Kegiatan tersebut dihadiri oleh setiap paslon dan partai polotik pengusung, unsur forkopimda Kota Palu, TNI – Polri, dan anggota Bawaslu Kota Palu.

Ketua KPU Kota Palu, Idrus menjelaskan, sebagai upaya untuk melayani pemilih maka dibutuhkan tahapan yang akan mempertemukan masyarakat sebagai pemilih dengan calon Wali Kota dan Wakil Wali Kota Palu. tahapan tersebut adalah tahapan kampanye.

BACA JUGA :  Festival Tampo Lore: Merajut Tradisi, Melestarikan Alam dan Menyambung Langit di Negeri Seribu Megalit

“Paslon Wali Kota dan Wakil Wali Kota diberikan kesempatan oleh aturan yang telah ditetapkan untuk melaksanakan kegiatan kampanye dengan beberapa metode. Mulai dari kampanye pertemuan terbatas, pertemuan tatap muka, dialog, debat publik atau debat terbuka antar paslon,” ungka Ketua KPU Kota Palu, Idrus, selasa (24/09/2024), saat pelaksanaan deklarasi kampanye damai di depan kantor KPU Kota Palu.

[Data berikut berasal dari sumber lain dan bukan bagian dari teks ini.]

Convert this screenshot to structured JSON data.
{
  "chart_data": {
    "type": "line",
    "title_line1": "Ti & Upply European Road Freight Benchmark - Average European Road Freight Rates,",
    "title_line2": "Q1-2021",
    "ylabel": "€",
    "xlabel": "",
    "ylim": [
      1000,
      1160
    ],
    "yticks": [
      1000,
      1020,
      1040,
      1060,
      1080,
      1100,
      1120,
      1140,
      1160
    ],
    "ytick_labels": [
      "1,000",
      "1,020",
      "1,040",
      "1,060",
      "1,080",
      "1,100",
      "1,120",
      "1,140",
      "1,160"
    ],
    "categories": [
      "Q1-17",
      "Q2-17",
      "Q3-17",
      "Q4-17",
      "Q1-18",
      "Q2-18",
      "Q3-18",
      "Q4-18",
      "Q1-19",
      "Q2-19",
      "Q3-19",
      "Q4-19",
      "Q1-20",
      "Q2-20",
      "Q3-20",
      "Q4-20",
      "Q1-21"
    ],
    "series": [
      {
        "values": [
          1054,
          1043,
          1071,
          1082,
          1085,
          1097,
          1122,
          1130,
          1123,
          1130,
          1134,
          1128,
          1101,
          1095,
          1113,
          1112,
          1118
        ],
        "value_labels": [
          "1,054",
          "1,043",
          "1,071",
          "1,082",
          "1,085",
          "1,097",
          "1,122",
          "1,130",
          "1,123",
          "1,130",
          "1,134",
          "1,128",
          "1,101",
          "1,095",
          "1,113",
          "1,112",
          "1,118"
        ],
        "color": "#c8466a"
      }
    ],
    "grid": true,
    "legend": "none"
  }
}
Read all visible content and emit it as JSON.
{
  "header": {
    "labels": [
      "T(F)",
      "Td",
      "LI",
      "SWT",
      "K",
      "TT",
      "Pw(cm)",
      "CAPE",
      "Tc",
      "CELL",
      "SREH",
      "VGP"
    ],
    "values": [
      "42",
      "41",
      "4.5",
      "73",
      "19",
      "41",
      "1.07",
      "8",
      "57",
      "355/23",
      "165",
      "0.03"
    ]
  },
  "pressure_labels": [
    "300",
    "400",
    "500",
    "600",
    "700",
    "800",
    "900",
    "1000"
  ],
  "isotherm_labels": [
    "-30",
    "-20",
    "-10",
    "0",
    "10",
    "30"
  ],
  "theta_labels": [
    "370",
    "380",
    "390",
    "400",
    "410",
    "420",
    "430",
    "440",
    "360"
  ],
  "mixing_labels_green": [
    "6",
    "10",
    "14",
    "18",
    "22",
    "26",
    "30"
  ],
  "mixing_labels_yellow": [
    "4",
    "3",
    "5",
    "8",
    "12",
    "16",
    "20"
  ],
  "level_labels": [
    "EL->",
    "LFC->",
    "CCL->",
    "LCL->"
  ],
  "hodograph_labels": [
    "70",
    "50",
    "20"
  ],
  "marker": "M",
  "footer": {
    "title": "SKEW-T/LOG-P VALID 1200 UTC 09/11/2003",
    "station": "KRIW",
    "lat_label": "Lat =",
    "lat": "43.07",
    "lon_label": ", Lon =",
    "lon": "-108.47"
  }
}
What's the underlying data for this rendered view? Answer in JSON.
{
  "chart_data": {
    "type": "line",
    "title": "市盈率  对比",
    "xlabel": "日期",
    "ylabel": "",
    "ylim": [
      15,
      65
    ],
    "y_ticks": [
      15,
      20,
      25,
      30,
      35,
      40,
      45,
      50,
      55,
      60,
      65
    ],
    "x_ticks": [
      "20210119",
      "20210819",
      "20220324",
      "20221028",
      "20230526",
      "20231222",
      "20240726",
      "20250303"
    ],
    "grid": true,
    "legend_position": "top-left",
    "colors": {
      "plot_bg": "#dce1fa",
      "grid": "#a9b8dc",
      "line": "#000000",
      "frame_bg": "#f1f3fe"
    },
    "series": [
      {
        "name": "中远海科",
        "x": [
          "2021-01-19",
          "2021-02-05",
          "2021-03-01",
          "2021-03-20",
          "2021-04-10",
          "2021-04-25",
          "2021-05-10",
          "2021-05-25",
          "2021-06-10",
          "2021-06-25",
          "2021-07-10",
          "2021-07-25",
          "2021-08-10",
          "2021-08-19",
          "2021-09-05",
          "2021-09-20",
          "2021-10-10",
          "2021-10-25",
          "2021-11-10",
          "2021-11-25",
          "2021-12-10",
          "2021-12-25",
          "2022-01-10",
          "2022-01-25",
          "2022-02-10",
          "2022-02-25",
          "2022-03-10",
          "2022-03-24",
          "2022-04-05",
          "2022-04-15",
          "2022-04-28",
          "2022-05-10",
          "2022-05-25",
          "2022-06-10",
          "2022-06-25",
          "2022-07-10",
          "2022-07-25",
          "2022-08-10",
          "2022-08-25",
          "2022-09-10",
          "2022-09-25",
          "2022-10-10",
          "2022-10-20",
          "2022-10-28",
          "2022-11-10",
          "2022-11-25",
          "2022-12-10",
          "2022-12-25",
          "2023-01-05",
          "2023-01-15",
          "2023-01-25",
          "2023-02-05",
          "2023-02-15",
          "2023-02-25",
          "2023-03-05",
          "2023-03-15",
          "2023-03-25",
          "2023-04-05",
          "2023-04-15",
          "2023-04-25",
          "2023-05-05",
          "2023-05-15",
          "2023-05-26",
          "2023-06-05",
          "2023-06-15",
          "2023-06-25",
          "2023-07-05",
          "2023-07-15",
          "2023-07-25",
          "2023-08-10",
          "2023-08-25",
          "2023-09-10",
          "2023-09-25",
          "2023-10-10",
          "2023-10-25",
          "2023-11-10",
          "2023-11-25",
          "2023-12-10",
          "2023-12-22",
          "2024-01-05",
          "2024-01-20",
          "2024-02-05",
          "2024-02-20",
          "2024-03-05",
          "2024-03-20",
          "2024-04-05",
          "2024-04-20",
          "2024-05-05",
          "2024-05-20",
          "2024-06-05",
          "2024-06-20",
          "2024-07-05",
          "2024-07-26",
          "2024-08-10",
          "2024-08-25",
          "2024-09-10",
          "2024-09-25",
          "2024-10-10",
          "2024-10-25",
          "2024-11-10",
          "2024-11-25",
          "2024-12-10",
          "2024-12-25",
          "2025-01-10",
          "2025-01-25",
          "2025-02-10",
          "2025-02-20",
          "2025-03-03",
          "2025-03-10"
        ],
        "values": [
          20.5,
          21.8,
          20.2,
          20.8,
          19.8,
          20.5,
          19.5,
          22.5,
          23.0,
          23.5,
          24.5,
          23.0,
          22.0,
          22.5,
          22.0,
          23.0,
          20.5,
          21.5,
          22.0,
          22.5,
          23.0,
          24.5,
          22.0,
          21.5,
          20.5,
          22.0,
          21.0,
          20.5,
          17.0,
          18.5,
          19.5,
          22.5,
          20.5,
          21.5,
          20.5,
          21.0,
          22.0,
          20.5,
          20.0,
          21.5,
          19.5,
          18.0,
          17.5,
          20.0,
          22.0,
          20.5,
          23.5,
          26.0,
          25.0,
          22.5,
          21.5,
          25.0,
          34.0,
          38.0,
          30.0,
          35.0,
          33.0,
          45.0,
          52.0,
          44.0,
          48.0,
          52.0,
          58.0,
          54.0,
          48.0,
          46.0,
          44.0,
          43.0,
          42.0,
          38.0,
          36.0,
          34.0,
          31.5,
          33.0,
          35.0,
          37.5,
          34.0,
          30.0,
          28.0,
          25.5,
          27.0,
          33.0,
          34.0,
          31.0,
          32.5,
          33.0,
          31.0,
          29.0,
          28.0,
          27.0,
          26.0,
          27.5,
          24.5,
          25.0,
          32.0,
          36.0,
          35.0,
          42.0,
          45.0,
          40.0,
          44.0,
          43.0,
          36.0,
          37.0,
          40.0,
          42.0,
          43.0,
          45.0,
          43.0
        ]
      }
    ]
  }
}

BACA JUGA :  KPID Sulteng Umumkan 10 Calon Komisioner 2025-2028

Selain itu, setiap paslon juga dapat bersosialisasi melalui penyebaran bahan kampanye kepada umum, pemasangan alat peraga kampanye dan kegiatan lainnya yang tidak melanggar larangan kampanye. Ia melanjutkan, paslon juga melakukan kampanye melalui media sosial atau media daring.

“Kegiatan yang telah disebutkan tadi dapat dilaksanakan pada 25 September hingga 23 November mendatang. Khusus untuk kampanye melalui iklan dan media masa cetak dan elektronik akan dimulai dari 10 November hingga 23 November,” ujar Idrus.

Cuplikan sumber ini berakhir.